Predictable Outlook For Dillard's: Bleak


Predictable Outlook For Dillard's: Bleak
One of the entrances to Dillard's split location at Park Plaza Mall in Little Rock. (Stephanie Dunn)

Dillard’s Inc. ended a disappointing fiscal 2019 about the same time the coronavirus started upending lives and the economy.

And as the pandemic spread across the country, nonessential shopping nearly stopped, damaging the Little Rock department store chain and its peers.

Sales at Dillard’s stores open at least a year are expected to be down 31.7% in its first quarter, and 13.9% in its second quarter, according to a March 23 research report on department stores from J.P. Morgan of New York.

In the second half of the year, Dillard’s is expected to “improve to low to mid-single-digit comps,” the report said.

Meanwhile, on March 27, Dillard’s temporarily shut about 200 of its 285 locations. “While we are cooperating fully and promptly with any government directives in our markets, our first choice is to remain open where we can for the long-term benefit of our associates,” Dillard’s spokeswoman Julie Johnson Guymon said in a statement to Arkansas Business. “We believe we can safely serve the customers who choose to visit us by strictly following CDC guidelines.”

Dillard’s had announced on March 17 a plan to reduce store hours, a move that brought criticism after other retailers announced they were temporarily closing to slow the spread of the virus.

Dillard’s hasn’t “probably made the best decisions,” said Jen Redding, an analyst for Wedbush Securities Inc., a financial services and investment firm in Los Angeles. “Their stores have been open in markets where they can stay open.

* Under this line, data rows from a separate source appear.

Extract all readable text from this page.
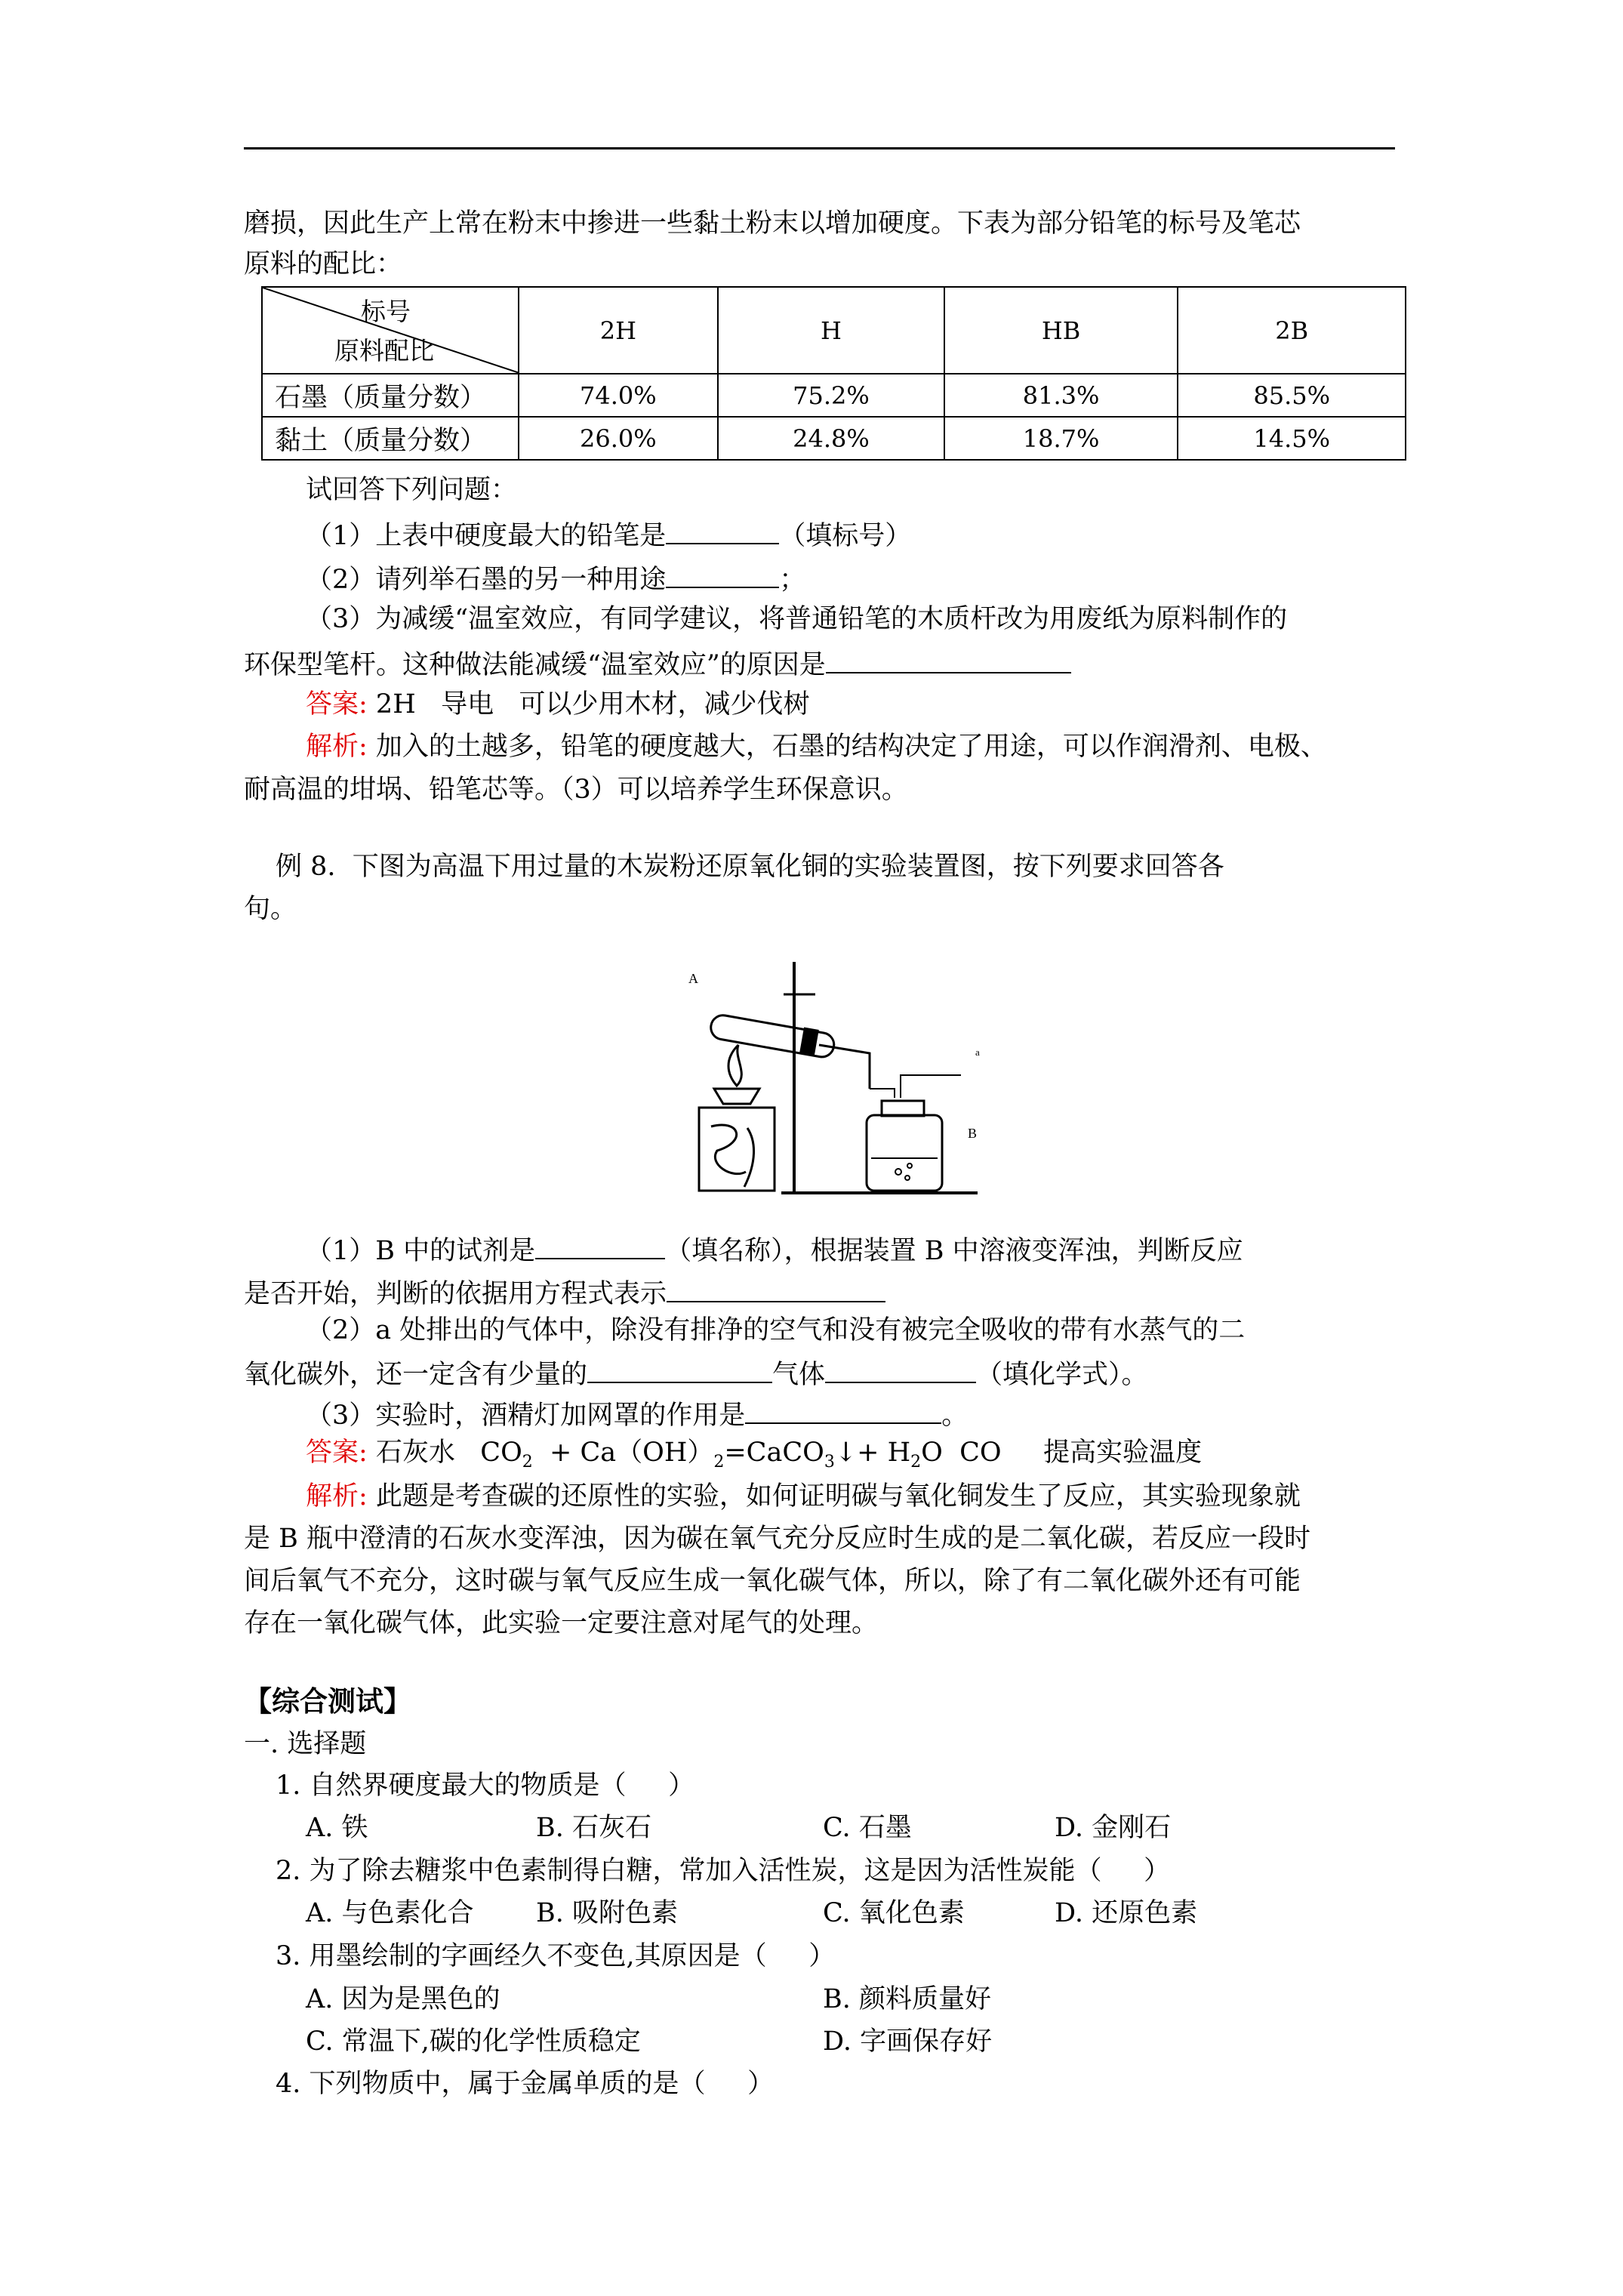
磨损，因此生产上常在粉末中掺进一些黏土粉末以增加硬度。下表为部分铅笔的标号及笔芯
原料的配比：
标号
原料配比	2H	H	HB	2B
石墨（质量分数）	74.0%	75.2%	81.3%	85.5%
黏土（质量分数）	26.0%	24.8%	18.7%	14.5%
试回答下列问题：
（1）上表中硬度最大的铅笔是	（填标号）
（2）请列举石墨的另一种用途	；
（3）为减缓“温室效应，有同学建议，将普通铅笔的木质杆改为用废纸为原料制作的
环保型笔杆。这种做法能减缓“温室效应”的原因是
答案: 2H   导电   可以少用木材，减少伐树
解析: 加入的土越多，铅笔的硬度越大，石墨的结构决定了用途，可以作润滑剂、电极、
耐高温的坩埚、铅笔芯等。（3）可以培养学生环保意识。
例 8.  下图为高温下用过量的木炭粉还原氧化铜的实验装置图，按下列要求回答各
句。
A
B
a
（1）B 中的试剂是	（填名称），根据装置 B 中溶液变浑浊，判断反应
是否开始，判断的依据用方程式表示
（2）a 处排出的气体中，除没有排净的空气和没有被完全吸收的带有水蒸气的二
氧化碳外，还一定含有少量的	气体	（填化学式）。
（3）实验时，酒精灯加网罩的作用是	。
答案: 石灰水   $CO_2$  + $Ca(OH)_2=CaCO_3↓+ H_2O$  CO     提高实验温度
解析: 此题是考查碳的还原性的实验，如何证明碳与氧化铜发生了反应，其实验现象就
是 B 瓶中澄清的石灰水变浑浊，因为碳在氧气充分反应时生成的是二氧化碳，若反应一段时
间后氧气不充分，这时碳与氧气反应生成一氧化碳气体，所以，除了有二氧化碳外还有可能
存在一氧化碳气体，此实验一定要注意对尾气的处理。
【综合测试】
一. 选择题
1. 自然界硬度最大的物质是（     ）
A. 铁	B. 石灰石	C. 石墨	D. 金刚石
2. 为了除去糖浆中色素制得白糖，常加入活性炭，这是因为活性炭能（     ）
A. 与色素化合 B. 吸附色素	C. 氧化色素	D. 还原色素
3. 用墨绘制的字画经久不变色,其原因是（     ）
A. 因为是黑色的	B. 颜料质量好
C. 常温下,碳的化学性质稳定	D. 字画保存好
4. 下列物质中，属于金属单质的是（     ）
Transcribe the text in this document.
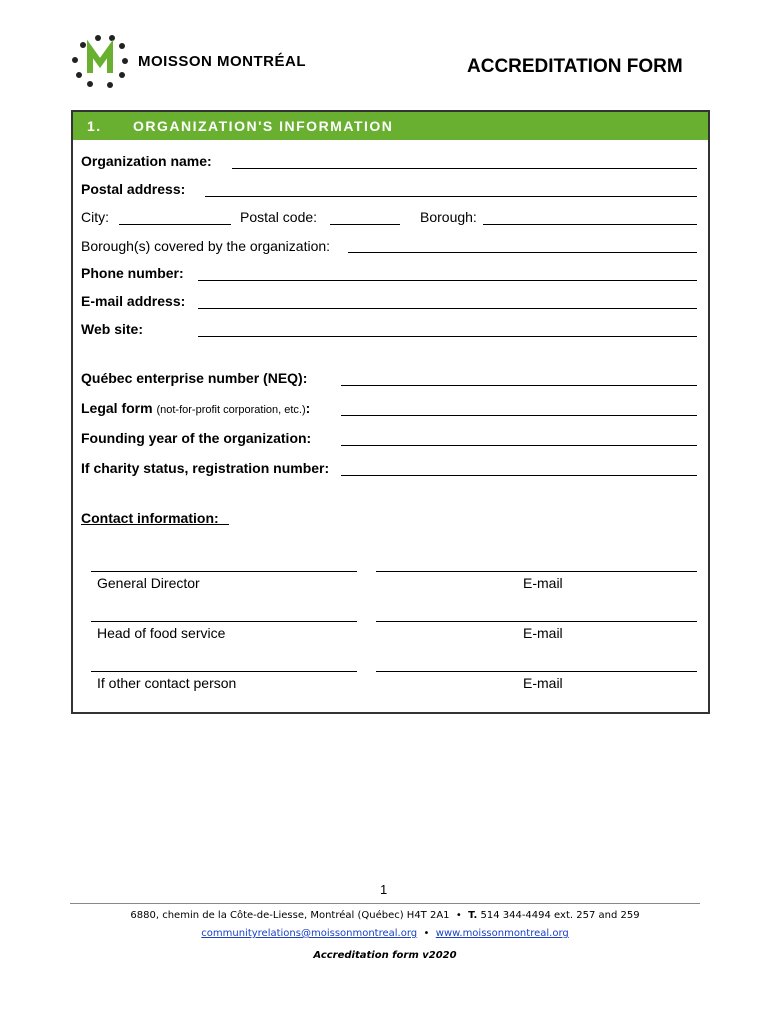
MOISSON MONTRÉAL	ACCREDITATION FORM
1. ORGANIZATION'S INFORMATION
Organization name:
Postal address:
City:	Postal code:	Borough:
Borough(s) covered by the organization:
Phone number:
E-mail address:
Web site:
Québec enterprise number (NEQ):
Legal form (not-for-profit corporation, etc.):
Founding year of the organization:
If charity status, registration number:
Contact information:
General Director	E-mail
Head of food service	E-mail
If other contact person	E-mail
1
6880, chemin de la Côte-de-Liesse, Montréal (Québec) H4T 2A1  •  T. 514 344-4494 ext. 257 and 259
communityrelations@moissonmontreal.org  •  www.moissonmontreal.org
Accreditation form v2020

And I don’t think that’s really the responsible decision to make.”

Online Boost

While most of its stores remain dark, Dillard’s website “remains open for all customers, supported by our Internet Fulfillment Center in Maumelle as well as our store locations across the country,” Guymon said.

Dillard’s launched its ship-from-store capability for online sales in August. “This enhancement is serving us well in the current situation,” Guymon said.

Dillard’s doesn’t release its online sales numbers. But Redding doesn’t see Dillard’s making up the sales missed from its brick-and-mortar locations. “I don’t think Dillard falls in that category of having a strong e-commerce channel.”

Department stores, though, are expected to rely on online sales while their stores are closed, analyst Jacqueline Hiner of the Los Angeles market research firm IBISWorld said in an email. “The most successful operators in this period will likely be the ones that operate and advertise e-commerce platforms to sustain a revenue stream,” she said.

Still other analysts doubt that many consumers are doing much shopping online while they are home quarantined. “I’m not hearing it anecdotally from the industry,” said David Marcotte, senior vice president of insights for Kantar Retail of Norwalk, Connecticut.

Dillard’s Numbers

Even though Dillard’s stumbled for its fiscal year that ended Feb. 1, Marcotte said he thought of the chain as being one of the healthy retailers. “Not necessarily growing, obviously, but still in better shape than, say, Macy’s,” he said.

Dillard’s reported net income of $111 million on revenue of $6.3 billion for its fiscal year that ended Feb. 1. In the previous fiscal year, Dillard’s had $170 million in net income on revenue of $6.5 billion. And same-store sales fell 1% in the most recent fiscal year, compared to an increase 2% the previous year.

Malls that closed because of COVID-19 aren’t expected to reopen for weeks. Marcotte said it’s difficult to say what will happen to Dillard’s sales when customers return. “That’s going to be huge foot traffic,” he said. “My expectation is that when everything reopens, it’s going to be the mother of all clearance sales.”

Inventory that arrived after the Christmas clearance sales is “all sitting there” and will soon be out of season, Marcottee said. He’s watching to see how consumers spend the money the federal government is sending from the coronavirus rescue package passed last week.

He also will keep an eye on what happens in the fall, the key back-to-school season for retailers. Department stores could be hurt again if the coronavirus revives or still instills fear, he said.

“If that occurs, some schools will be closed, and the back to school [shopping season] will be blown up,” Marcotte said.

Meanwhile, Dillard’s said it’s continuing with its plans to open its Waco, Texas, expansion during this fiscal year. Dillard’s also recently opened a 85,000-SF expansion at the Columbia Mall in Columbia, Missouri. That mall, however, temporarily closed on March 24, to slow the coronavirus.